A detenção de alguém que saiu do País para fugir ao cumprimento de uma pena de prisão obedece a um conjunto de procedimentos previstos, a mecanismos de cooperação judiciária e policial internacionais já estabelecidos, não sendo obra de um qualquer “salvador da pátria”.
Assim, logo que no processo existe o conhecimento de que se torna impossível a detenção de um condenado para cumprir uma pena por se encontrar ausente em paradeiro incerto, o Tribunal emite mandados de detenção europeu e internacional, sendo entregues ao Ministério Público que através da Procuradoria-Geral da República, na qualidade de autoridade central, os faz chegar à Interpol e Europol, através dos respetivos gabinete e unidade nacionais.
Em Portugal, quer a Unidade Nacional da Europol, quer o Gabinete Nacional da Interpol, fazem parte da Unidade de Cooperação Internacional inserida na estrutura interna da Polícia Judiciária.
Através destas estruturas, são acionados os mecanismos de cooperação policial internacional existentes que difundem o pedido de paradeiro e detenção pelos vários organismos nacionais da Interpol e Europol e através destes pelas polícias dos vários países.
Tais mecanismos são acionados para todos os condenados que se encontrem nas mesmas circunstâncias e não para um qualquer condenado em particular.
É o sistema de justiça a funcionar normalmente.
Vivemos num Estado de direito e não num qualquer Estado de polícia em que uma qualquer força policial anda à caça de fugitivos fora deste quadro de cooperação judiciária e policial pré-estabelecido no âmbito das várias convenções internacionais a que Portugal, isolada ou através de organismos internacionais de que é parte, como o Conselho da Europa ou a União Europeia, aderiu.
Assim que localizado o indivíduo sobre o qual recai um mandado de detenção internacional, através dos mecanismos de cooperação policial referidos, no âmbito da Convenção Europeia de extradição, de que fazem parte para além dos Estados membros do Conselho da Europa, outros Estados aderentes como é o caso de Israel, República da Coreia ou a Africa do Sul, é necessário que o Tribunal competente remeta, através da Procuradoria-Geral da República, por qualquer das vias admitidas pelo Estado requerido, designadamente por via diplomática ou através da Interpol, um pedido de detenção provisória, onde anunciará a intenção de enviar um pedido de extradição, sendo que só após esse formalismo, as autoridades policiais do Estado requerido procedem à detenção do indivíduo e se iniciará, no mesmo, o processo conducente à decisão de extradição.

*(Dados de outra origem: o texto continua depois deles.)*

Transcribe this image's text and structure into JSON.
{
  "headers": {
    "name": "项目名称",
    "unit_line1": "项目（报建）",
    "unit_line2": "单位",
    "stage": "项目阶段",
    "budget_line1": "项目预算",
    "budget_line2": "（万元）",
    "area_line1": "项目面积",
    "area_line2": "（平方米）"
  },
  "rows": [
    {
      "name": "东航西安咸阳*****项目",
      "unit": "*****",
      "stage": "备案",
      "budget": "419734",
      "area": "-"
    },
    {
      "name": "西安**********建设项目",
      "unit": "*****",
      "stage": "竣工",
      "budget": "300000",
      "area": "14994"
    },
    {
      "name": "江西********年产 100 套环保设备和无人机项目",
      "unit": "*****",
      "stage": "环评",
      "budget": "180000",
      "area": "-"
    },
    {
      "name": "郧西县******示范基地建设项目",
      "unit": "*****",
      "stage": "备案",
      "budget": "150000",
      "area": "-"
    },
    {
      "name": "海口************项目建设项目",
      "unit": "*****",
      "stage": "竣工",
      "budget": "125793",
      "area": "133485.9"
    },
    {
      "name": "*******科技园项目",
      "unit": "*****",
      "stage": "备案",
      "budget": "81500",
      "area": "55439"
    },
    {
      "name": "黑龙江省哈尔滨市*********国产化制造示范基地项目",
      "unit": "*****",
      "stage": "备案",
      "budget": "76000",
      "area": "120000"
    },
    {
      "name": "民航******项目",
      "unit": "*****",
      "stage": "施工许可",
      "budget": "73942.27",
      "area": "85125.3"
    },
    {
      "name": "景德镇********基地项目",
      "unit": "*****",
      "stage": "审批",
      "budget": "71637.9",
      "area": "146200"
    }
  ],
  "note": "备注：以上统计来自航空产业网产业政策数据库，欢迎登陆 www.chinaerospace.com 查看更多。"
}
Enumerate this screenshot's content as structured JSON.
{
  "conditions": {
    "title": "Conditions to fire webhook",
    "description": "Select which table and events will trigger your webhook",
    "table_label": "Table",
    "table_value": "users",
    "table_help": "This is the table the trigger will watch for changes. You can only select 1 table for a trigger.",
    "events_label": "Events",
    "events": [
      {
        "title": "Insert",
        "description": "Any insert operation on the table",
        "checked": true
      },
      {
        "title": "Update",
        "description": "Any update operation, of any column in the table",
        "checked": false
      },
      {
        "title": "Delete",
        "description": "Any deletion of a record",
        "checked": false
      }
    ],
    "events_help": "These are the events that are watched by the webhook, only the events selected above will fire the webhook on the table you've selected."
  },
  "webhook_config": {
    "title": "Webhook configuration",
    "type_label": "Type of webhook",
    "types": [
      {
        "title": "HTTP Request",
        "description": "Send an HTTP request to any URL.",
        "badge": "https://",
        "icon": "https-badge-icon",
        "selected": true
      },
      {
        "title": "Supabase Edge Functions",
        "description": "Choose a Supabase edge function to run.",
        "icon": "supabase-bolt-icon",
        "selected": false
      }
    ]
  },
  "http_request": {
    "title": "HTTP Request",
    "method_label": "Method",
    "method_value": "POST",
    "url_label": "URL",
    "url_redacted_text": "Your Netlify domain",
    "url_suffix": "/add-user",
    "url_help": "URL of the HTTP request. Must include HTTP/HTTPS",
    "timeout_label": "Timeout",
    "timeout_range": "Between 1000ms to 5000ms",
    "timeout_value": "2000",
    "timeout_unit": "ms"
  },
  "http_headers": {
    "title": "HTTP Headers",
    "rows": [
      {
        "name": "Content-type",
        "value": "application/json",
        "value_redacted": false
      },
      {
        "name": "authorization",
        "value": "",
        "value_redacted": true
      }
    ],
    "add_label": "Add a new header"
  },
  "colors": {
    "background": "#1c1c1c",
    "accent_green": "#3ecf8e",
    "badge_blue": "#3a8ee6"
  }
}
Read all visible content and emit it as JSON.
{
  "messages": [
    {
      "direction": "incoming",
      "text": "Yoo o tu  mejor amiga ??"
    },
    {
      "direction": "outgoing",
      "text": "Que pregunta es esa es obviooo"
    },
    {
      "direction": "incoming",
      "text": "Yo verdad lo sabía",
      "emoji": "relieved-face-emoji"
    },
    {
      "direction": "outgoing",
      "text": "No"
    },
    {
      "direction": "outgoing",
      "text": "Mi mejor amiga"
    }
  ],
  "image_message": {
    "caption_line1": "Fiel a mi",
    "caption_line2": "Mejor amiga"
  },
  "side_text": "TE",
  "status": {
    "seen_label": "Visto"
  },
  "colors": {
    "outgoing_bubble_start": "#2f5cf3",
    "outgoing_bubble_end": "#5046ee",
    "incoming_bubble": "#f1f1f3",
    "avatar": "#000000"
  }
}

A pressa em ficar com o troféu de uma detenção, dando a entender que tudo se deveu ao trabalho de apenas um órgão de policial criminal isolado, ou mesmo de uma pessoa, desenquadrado do contexto judicial e de cooperação internacional em que o foi feito ou mesmo com referências sub-reptícias a que os outros falharam e nós é que somos os bons, para além de dar lugar a aproveitamentos populistas e políticos, revela uma falta de cultura institucional que, infelizmente, em nada contribui para a credibilidade do sistema judiciário no seu todo.
É sempre fácil escondermo-nos atrás de outros quando as coisas correm menos bem e aparecer na ribalta isoladamente quando se tem um êxito.
Não pretendemos desvalorizar o trabalho que é feito pela Polícia Judiciária, no âmbito das suas competências, nem a qualidade dos seus profissionais, o que sempre temos defendido e pugnado pelo reforço dos seus meios.
Mas esta cultura policial de “caça aos louros” tão enraizada no nosso país tem criado, por vezes, algumas disfuncionalidades ao nível da investigação criminal e no âmbito daquilo que deveria ser uma cooperação leal entre os diversos órgãos de polícia criminal.
Talvez fosse mais saudável para o bom funcionamento do sistema de justiça uma cultura de estreita cooperação e solidariedade e que, mais importante que a conquista de troféus, nos concentrássemos em garantir aos cidadãos uma justiça célere, eficaz e de qualidade.